After threatening to endorse another candidate, a deeply-split Working Families Party backed Governor Andrew Cuomo for re-election on Saturday night. NY1's Zack Fink filed the following report.
Late into the afternoon, leaders from the Working Families Party and senior staff to Mayor Bill de Blasio were furiously counting votes.
In the end, a deal Governor Andrew Cuomo struck with the party to secure the nomination prevailed.
"The Governor addressed the crowd via video and then telephone. He pledged to pass campaign finance reform, and a better minimum wage— things he could not accomplish with Republicans controlling the State Senate agenda," the mayor said.
"This is the best for the party. The best for the governor.
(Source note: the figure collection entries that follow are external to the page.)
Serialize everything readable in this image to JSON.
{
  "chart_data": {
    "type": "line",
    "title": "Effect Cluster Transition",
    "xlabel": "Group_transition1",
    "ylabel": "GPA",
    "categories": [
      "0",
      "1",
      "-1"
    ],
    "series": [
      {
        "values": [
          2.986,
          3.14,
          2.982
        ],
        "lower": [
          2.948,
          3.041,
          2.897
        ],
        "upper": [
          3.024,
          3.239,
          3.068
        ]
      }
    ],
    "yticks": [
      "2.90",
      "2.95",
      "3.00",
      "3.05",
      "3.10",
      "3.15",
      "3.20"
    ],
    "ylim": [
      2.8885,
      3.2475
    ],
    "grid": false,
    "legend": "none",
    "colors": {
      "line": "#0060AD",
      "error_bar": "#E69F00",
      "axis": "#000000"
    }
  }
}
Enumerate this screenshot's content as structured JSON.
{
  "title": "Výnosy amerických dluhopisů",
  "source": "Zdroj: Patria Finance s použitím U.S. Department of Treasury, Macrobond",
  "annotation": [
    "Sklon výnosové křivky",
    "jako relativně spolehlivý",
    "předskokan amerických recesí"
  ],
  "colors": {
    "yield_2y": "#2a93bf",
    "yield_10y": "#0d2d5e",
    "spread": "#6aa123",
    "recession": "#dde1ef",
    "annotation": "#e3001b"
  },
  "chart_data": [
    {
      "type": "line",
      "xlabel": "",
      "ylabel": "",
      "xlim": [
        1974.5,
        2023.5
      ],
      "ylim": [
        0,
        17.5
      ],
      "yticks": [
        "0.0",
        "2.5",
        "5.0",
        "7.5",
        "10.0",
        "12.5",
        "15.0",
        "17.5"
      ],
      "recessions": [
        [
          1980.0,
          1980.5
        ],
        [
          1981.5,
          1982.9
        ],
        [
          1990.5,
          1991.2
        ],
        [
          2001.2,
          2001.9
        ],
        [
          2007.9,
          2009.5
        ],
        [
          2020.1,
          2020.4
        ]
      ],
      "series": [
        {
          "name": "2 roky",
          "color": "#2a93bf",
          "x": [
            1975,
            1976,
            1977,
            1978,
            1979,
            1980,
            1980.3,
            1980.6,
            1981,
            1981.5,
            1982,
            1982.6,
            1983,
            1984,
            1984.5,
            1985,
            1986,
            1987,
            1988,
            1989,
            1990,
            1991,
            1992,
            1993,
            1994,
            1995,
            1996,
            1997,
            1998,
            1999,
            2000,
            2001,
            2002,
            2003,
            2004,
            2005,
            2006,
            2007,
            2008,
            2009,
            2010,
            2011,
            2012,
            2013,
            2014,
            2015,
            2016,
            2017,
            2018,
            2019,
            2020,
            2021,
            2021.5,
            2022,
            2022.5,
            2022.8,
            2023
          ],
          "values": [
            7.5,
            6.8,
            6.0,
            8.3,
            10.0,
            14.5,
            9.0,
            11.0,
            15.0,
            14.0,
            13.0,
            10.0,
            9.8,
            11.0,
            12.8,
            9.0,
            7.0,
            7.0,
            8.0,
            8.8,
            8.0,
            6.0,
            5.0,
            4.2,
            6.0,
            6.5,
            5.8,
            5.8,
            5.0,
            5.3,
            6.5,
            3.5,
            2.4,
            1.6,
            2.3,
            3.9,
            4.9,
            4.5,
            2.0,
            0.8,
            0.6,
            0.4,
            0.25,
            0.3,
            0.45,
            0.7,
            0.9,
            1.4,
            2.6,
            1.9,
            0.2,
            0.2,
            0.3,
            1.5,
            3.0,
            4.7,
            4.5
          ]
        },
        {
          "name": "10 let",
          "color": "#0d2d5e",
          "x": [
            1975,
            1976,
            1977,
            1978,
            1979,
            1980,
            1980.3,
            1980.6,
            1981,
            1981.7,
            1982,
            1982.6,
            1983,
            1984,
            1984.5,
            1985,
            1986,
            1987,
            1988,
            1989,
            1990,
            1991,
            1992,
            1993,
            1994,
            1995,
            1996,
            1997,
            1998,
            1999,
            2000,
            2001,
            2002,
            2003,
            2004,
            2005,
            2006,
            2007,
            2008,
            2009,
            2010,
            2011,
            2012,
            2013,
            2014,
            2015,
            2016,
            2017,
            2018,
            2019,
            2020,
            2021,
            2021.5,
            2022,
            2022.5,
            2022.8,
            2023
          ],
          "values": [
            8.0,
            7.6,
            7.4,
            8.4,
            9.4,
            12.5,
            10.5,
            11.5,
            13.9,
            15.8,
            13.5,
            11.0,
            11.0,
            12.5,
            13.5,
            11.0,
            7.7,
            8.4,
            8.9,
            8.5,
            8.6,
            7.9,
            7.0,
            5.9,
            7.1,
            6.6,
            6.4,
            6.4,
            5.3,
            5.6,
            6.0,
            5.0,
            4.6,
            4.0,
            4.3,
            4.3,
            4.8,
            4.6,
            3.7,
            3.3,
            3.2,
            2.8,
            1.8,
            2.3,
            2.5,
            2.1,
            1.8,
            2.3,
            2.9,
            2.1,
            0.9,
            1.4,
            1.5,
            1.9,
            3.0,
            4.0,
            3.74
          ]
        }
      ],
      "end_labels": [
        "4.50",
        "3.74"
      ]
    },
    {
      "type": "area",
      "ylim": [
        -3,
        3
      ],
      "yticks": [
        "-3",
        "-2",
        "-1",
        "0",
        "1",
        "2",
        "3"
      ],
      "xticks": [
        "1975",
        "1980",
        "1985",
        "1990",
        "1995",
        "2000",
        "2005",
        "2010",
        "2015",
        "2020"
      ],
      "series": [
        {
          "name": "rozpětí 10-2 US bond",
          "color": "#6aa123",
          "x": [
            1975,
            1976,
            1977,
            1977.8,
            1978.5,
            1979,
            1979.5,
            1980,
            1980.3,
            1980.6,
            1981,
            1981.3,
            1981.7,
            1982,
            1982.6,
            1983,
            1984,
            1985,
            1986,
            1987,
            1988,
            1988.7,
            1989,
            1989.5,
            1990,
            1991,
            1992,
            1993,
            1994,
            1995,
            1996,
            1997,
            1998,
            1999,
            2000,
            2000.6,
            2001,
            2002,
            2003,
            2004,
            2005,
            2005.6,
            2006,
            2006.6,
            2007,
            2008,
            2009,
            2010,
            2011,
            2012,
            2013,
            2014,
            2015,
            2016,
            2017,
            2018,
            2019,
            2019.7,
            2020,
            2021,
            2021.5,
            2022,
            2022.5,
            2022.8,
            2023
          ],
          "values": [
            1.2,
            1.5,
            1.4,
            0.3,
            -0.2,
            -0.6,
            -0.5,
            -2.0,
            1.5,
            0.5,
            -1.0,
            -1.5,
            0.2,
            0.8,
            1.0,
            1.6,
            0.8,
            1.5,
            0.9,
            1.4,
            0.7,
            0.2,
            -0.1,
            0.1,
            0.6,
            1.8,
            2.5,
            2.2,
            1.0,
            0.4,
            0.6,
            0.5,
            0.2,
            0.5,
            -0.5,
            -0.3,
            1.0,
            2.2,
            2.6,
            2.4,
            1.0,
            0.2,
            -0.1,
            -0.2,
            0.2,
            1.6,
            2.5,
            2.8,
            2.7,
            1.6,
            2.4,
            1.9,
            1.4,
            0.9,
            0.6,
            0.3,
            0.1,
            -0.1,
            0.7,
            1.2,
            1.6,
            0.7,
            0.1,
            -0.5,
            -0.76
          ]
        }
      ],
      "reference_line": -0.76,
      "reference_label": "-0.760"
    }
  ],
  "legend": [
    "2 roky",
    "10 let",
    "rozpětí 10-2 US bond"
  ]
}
The best for the progressive movement for us to really build an agenda to take back the state," said Hector Figueroa, of property services workers union 32BJ.
But activists within the party backed Fordham University Law Professor Zephyr Teachout for the nomination.
"What I see is this immense concentration of wealth and threading both economic and political democracy," said gubernatorial candidate Zephyr Teachout.
Even though she lost, there is still much disenchantment with Cuomo among liberal-leaning party members.
"Well the frustration with Cuomo is very clear. It's first and foremost economic inequality. It's tax cuts for the wealthy, the end of the bank tax," said WFP state committee member David Schwartz.
Some believe the Working Families Party is already moving the national Democratic Party to the left.
"I think the Democratic Party nationally is going through a period where people all over the country are getting a bit of a gut check that we have to regain the confidence of the electorate," said Attorney General Eric Schneiderman.
Governor Cuomo also promised, for the first time, to campaign for a Democratic majority in the state senate—something that could also require him to broker peace between two rival democratic factions.